The ex-husband or boyfriend is an issue that typically arises at some point during the relationship, especially if the former was not that great of a guy to begin with and has a tendency of causing negativity in the single mother’s world. In addition, her old feelings for him may be replaced by her new feelings for you or those new feelings for you may fade due to a spark of old feelings for him again. That is a risk you knowingly take but if you win her heart that risk simply dissipates. Unfortunately, “The Ex” never really disappears. You must understand that there will always be a permanent connection between the single mother and the ex-husband/boyfriend, that being their child.
Jealousy on your part is a common feeling that may occur initially if you are unsure where you stand with your lady. The best way to deal with this is to make sure that you are 100% open and honest with the single mother and vice versa. There can be no secrets when it comes to your relationship or the relationship with her ex-husband or boyfriend. You must have faith in her and give her the benefit of the doubt. If things seem suspicious do not jump to conclusions. Instead, talk to her and ask respectfully and calmly. If something is going on between her and the former mate, it will be apparent to you soon enough. The truth tends to reveal itself quicker than you think.
On a similar note, dealing with the ex-husband’s/boyfriend’s feelings of jealousy or anger resembles the former method I just discussed. If possible, talk to the ex-husband/boyfriend calmly and respectfully unless it becomes a violent situation. You must understand that his feelings may stem from guilt, regret, the desire for a second chance or merely just jealously of you being the “new guy.” Let him know you understand and you are not trying to replace him as a father. However, you must also tell him that your feelings for his former wife or girlfriend are strong and that you do not plan on leaving her anytime soon. Find a way to make him realize that she chose you, his chance has passed and he cannot blame anyone especially not you. This type of diplomacy should only be conducted if the situation directly involves you.
Another scenario involving the ex-husband/boyfriend is when the single mother and former are in a midst of an argument solely concerning the two of them. I understand you may want to jump in and defend your woman and think it may be best to mediate the situation yourself but honestly, it is not the best decision. The best option, under non-violent circumstances, is to exclude yourself from intervention and allowing the two of them to settle it themselves. Obviously, they are going to be times when the two will not compromise and be furious and resentful of one another. At this point, your only function is to be there for the single mother and try your best to comfort her at her time of need. The cure may not be saying the right words or even saying anything at all. She may just need you to be there to hold her. Physical closeness naturally makes people feel secure, safe, and calm.

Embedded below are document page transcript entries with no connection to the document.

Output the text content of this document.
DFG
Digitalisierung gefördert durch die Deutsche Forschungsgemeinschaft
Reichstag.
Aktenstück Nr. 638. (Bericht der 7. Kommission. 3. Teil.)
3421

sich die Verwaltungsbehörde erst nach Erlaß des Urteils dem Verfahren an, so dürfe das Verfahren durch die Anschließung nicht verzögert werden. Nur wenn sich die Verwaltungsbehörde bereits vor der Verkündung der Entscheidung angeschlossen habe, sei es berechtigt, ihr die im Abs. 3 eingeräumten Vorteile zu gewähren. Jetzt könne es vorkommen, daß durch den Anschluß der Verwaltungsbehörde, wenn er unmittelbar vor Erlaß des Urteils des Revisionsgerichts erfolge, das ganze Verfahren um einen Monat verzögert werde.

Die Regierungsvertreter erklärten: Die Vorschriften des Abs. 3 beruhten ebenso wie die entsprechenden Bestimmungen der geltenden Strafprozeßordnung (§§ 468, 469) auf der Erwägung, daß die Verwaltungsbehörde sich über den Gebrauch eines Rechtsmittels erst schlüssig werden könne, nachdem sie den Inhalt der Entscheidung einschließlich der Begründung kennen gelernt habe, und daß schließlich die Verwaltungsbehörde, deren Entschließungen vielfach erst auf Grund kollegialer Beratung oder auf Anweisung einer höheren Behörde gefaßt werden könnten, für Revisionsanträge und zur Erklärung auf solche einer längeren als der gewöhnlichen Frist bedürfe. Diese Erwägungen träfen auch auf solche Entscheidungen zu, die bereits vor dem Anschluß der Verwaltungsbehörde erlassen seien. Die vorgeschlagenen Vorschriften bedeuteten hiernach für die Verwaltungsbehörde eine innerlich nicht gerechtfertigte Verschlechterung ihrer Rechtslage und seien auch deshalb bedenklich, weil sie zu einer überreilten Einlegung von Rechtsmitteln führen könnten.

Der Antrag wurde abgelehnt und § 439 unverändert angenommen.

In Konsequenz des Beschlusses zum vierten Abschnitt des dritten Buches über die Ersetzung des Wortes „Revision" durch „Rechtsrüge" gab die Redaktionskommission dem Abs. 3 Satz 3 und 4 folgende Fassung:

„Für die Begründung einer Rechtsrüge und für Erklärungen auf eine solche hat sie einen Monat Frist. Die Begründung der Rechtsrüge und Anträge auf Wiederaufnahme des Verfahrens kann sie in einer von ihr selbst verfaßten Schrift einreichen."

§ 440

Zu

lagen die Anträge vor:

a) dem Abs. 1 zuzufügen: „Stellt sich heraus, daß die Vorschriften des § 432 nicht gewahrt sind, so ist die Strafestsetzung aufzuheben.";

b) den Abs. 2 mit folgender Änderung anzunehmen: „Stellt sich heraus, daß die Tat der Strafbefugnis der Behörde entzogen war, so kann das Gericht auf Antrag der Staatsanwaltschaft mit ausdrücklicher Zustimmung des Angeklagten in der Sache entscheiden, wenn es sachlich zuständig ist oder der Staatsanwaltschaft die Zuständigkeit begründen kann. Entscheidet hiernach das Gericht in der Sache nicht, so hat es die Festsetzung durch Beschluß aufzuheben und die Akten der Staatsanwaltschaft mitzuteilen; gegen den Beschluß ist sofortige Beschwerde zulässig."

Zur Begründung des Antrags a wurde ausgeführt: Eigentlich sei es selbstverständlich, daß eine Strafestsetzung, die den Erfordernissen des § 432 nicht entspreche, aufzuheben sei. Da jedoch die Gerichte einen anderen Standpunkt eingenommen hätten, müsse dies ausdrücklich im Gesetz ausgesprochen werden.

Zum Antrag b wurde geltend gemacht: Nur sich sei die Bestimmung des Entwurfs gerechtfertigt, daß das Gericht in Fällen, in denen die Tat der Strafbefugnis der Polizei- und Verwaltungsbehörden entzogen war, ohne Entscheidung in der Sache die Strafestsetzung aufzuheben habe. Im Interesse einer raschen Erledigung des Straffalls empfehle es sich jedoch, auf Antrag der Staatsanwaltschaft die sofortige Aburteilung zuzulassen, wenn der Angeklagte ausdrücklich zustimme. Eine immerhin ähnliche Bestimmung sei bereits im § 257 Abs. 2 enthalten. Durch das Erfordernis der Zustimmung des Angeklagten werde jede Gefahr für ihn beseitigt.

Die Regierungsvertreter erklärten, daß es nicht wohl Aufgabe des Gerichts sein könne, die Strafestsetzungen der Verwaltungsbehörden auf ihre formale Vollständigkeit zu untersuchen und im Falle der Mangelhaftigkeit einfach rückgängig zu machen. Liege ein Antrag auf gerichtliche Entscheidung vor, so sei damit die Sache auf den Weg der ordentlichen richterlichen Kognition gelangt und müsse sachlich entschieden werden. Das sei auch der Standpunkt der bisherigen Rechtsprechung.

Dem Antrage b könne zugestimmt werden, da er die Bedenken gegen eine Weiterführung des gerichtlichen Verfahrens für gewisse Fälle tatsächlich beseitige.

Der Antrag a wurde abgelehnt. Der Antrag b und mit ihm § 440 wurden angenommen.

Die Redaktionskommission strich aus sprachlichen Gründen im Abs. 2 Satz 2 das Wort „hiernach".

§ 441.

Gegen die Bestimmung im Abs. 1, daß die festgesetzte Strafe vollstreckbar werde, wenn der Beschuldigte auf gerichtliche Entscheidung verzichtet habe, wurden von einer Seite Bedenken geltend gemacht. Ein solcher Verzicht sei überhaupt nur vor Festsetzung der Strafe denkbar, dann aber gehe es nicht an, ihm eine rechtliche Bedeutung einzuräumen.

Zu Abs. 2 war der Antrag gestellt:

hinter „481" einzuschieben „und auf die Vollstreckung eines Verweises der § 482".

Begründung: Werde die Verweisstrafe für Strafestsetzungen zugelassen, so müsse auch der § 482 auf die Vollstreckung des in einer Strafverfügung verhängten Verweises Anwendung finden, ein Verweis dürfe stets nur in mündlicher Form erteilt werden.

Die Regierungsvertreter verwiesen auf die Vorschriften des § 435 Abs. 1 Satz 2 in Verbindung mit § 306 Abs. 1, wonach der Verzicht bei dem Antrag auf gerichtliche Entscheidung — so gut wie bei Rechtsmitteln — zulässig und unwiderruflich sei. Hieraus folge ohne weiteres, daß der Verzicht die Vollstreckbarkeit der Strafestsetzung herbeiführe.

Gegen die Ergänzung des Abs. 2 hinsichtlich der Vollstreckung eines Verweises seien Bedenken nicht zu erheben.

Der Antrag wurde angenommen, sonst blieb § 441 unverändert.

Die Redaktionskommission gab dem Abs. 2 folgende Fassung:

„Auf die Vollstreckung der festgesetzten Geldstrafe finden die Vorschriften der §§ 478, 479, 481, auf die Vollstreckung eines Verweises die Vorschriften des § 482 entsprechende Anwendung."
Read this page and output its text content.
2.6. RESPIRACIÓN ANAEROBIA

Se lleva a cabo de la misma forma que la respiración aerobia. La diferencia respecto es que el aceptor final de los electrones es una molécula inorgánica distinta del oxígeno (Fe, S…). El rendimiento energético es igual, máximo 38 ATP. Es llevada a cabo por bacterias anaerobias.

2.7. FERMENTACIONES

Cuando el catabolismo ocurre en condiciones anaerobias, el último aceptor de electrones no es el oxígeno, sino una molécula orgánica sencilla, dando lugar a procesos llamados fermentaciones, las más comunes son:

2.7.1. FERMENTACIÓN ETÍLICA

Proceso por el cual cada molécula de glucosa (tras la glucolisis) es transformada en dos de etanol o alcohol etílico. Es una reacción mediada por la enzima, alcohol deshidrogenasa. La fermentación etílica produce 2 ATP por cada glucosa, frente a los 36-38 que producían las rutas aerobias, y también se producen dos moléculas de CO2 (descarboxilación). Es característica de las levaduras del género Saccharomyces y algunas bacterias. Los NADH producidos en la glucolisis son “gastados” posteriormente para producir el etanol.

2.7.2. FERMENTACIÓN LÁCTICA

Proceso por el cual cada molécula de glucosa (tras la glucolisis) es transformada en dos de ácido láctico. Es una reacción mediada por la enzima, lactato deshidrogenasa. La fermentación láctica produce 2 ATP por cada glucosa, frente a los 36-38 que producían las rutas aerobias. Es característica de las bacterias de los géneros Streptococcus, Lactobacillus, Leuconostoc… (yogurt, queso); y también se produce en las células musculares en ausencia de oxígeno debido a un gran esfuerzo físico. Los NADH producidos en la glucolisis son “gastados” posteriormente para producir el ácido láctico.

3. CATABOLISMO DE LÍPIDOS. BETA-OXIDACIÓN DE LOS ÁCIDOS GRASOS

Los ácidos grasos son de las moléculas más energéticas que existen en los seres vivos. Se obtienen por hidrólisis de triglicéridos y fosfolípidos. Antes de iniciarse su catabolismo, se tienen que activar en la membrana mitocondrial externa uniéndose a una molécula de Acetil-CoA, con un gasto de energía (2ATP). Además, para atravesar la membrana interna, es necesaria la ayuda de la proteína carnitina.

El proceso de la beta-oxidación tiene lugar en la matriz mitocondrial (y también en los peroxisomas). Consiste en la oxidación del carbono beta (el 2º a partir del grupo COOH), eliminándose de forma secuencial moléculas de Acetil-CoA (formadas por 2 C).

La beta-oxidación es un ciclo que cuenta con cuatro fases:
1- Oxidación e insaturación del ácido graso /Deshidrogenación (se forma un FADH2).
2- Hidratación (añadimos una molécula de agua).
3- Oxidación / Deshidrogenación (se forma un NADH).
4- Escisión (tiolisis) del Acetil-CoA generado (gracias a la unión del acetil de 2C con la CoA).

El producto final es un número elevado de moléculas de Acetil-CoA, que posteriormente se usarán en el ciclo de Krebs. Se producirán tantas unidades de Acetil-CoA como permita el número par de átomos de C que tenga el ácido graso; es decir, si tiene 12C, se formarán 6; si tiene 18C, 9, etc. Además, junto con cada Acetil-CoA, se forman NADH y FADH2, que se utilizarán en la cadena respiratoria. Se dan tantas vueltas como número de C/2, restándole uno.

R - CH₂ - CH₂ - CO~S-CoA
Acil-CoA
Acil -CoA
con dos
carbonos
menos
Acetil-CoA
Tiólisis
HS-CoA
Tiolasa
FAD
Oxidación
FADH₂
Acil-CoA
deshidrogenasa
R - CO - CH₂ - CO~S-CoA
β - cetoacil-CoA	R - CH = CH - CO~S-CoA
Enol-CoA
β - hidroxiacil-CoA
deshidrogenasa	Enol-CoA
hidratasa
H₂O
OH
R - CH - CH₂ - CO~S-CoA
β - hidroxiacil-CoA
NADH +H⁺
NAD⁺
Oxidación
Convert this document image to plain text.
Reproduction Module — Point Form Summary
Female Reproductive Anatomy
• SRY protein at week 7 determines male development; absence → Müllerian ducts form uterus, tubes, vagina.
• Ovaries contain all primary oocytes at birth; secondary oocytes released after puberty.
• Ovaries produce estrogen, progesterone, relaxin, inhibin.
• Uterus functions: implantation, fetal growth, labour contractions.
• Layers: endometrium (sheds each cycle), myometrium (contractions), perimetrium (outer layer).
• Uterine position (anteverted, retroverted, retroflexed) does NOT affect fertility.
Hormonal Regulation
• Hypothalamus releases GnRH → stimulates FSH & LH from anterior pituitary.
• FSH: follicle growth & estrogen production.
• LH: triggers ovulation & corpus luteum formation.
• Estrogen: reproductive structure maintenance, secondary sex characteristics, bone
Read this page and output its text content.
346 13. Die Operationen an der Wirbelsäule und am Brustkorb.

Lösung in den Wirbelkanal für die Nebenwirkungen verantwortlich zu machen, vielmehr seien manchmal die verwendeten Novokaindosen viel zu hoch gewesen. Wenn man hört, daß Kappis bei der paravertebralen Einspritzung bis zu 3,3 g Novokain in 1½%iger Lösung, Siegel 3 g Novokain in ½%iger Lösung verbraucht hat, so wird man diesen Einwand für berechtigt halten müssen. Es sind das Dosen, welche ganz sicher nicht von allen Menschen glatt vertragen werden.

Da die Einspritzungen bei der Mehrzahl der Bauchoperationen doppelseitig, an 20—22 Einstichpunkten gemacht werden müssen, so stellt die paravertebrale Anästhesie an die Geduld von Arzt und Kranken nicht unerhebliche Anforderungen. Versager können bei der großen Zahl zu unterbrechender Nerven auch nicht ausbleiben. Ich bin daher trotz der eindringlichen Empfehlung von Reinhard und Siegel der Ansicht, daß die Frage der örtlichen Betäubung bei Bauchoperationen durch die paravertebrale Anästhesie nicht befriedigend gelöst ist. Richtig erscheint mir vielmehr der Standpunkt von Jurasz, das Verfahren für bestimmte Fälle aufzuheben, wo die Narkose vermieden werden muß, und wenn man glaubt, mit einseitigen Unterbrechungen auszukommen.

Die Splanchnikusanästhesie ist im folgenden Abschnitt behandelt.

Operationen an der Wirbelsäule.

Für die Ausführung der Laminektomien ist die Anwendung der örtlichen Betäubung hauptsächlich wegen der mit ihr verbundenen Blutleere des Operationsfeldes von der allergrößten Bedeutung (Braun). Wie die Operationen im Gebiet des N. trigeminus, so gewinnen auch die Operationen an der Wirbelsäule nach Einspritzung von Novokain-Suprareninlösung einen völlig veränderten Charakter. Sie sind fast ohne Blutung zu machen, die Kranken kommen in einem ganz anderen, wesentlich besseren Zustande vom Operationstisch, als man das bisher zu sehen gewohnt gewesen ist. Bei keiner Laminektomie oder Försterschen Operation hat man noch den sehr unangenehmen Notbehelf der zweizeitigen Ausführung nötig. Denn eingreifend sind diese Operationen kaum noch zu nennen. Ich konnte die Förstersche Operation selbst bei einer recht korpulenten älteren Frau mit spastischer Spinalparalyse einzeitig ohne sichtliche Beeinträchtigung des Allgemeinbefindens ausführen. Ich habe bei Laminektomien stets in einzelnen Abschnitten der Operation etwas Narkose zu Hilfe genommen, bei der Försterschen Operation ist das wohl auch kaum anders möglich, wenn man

You must be aware of the trials ahead and be fully committed and accepting of the responsibilities that will follow your success with a single mother. Always remember to be understanding and considerate. Dating a single mother is definitely an intricate challenge that requires two pertinent components on your part, effort and sacrifice. Be decisive, patient and maintain the will to succeed in building a healthy relationship and you shall be victorious in dating a single mother.